Guardiamo alla stalla, luce di speranza in questo Natale, per rompere le catene e costruire il bello!
L’inizio di tutto
“In principio Dio creò il cielo e la terra. (…) Dio disse: <<Vi sia la luce!>>. E apparve la luce. Dio vide che la luce era bella e separò la luce dalle tenebre.” (Genesi, 1, 3-4)
Il bello
Il bello, come luce dell’umanità. Nella Genesi il bello viene sempre accostato alla creazione, come suo risultato, infatti in tutto il primo capitolo ritorna la frase: “E Dio vide che era bello”. Una luce che ha bisogno, però, anche delle tenebre per potere illuminare la speranza nella quotidianità.
La terra
“Allora Dio, il Signore, prese dal suolo un po’ di terra e, con quella, plasmò l’uomo. Gli soffiò nelle narici un alito vitale e l’uomo diventò una creatura vivente” (Genesi, 2, 7).
La nostra origine affonda pienamente nella terra, fa questa nostra genesi nasce il rispetto che dobbiamo alla nostra casa comune.
Il rischio della gabbia
Siamo una società disordinata, piegata su se stessa, vittima del proprio “io”. Viviamo il presente con la velocità di un tweet. Siamo Golia e disprezziamo Davide. La nascita di questo Bambino, come ogni anno, ci annuncia la speranza della luce.
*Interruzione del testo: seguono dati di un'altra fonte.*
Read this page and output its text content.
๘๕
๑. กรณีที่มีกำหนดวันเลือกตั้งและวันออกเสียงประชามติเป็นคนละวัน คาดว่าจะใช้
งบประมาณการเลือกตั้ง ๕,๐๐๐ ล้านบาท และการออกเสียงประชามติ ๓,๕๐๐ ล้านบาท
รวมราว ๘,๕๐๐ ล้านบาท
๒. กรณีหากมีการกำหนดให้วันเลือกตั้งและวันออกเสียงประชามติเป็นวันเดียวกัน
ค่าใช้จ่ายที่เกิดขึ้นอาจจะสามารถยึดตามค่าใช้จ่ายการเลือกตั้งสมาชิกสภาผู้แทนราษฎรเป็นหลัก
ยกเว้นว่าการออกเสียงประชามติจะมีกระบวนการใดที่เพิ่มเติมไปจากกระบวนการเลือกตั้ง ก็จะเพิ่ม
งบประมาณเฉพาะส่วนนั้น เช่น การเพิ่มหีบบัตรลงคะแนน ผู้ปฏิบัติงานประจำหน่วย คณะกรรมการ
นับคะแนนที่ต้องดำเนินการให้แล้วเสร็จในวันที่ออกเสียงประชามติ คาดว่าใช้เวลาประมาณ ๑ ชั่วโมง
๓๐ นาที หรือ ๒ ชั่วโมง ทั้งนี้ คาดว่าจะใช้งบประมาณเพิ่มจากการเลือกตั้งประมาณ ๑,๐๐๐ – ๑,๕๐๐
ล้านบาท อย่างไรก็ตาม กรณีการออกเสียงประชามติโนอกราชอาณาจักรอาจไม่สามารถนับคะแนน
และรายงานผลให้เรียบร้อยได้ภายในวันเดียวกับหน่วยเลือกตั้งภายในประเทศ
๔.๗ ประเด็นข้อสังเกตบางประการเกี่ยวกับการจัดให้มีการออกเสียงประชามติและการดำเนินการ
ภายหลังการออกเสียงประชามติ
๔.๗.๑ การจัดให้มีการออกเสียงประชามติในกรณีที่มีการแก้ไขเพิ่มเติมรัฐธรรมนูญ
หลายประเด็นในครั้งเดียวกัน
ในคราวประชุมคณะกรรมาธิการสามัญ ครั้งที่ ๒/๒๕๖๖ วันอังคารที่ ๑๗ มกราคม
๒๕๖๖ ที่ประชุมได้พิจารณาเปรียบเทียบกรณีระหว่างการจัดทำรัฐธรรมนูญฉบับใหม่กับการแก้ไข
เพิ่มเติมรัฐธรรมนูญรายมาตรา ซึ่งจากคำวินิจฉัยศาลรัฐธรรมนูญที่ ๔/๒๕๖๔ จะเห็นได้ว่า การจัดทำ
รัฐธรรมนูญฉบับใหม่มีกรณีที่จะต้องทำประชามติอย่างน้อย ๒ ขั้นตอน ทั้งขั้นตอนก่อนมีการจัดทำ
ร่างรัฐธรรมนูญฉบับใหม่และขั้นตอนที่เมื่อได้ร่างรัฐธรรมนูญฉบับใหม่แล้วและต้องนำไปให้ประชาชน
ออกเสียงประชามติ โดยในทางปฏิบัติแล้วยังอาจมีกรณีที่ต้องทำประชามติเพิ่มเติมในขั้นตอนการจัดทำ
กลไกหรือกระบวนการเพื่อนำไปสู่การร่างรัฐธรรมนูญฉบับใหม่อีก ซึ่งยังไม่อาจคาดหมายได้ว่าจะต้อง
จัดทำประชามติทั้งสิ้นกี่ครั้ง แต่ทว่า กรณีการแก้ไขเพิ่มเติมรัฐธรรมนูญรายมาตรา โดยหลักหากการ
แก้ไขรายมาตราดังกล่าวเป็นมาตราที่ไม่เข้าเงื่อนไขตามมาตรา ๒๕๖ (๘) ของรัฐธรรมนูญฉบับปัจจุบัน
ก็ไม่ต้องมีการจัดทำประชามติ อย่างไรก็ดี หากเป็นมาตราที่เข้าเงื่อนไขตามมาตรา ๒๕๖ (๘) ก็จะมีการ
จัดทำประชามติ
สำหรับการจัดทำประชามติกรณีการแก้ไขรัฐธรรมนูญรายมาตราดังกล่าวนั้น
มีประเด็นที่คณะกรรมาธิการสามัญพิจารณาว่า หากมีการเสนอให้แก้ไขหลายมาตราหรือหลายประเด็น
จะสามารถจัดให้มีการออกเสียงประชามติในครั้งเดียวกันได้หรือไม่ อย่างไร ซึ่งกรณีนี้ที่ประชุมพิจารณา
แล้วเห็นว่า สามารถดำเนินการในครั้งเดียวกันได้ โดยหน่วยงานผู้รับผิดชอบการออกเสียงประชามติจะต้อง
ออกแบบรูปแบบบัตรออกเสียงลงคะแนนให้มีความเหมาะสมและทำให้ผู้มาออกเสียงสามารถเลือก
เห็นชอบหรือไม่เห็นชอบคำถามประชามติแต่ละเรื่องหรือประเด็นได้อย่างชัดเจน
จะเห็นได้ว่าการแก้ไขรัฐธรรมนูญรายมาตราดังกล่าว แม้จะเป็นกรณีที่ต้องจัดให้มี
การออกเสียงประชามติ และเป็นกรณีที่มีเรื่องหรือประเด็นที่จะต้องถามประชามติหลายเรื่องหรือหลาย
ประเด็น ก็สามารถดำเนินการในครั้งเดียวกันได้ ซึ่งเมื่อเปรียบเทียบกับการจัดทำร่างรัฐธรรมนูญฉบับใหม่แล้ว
Un annuncio accolto dagli ultimi, i pastori, nascendo in una stalla. Povero fra i poveri. In una società dell’opulenza, come la nostra, fortificata per escludere gli ultimi, gli stranieri, i poveri, gli anziani.
Questa società, giustamente scossa dalla pandemia, rischia di chiudersi ancora di più al messaggio di speranza della luce di Cristo, per abbracciare una vita fatta di consumo, esclusione e tenebra.
Rompere le sbarre
Per uscirne, dobbiamo riprendere Isaia, rompere le sbarre che ci chiudono in una fortezza e guardare alla terra, alla sua bellezza. Dobbiamo guardare al futuro trasformando le armi in aratri per coltivare la terra, non per distruggerla. La luce passa attraverso la costruzione della pace e la cura responsabile della casa comune.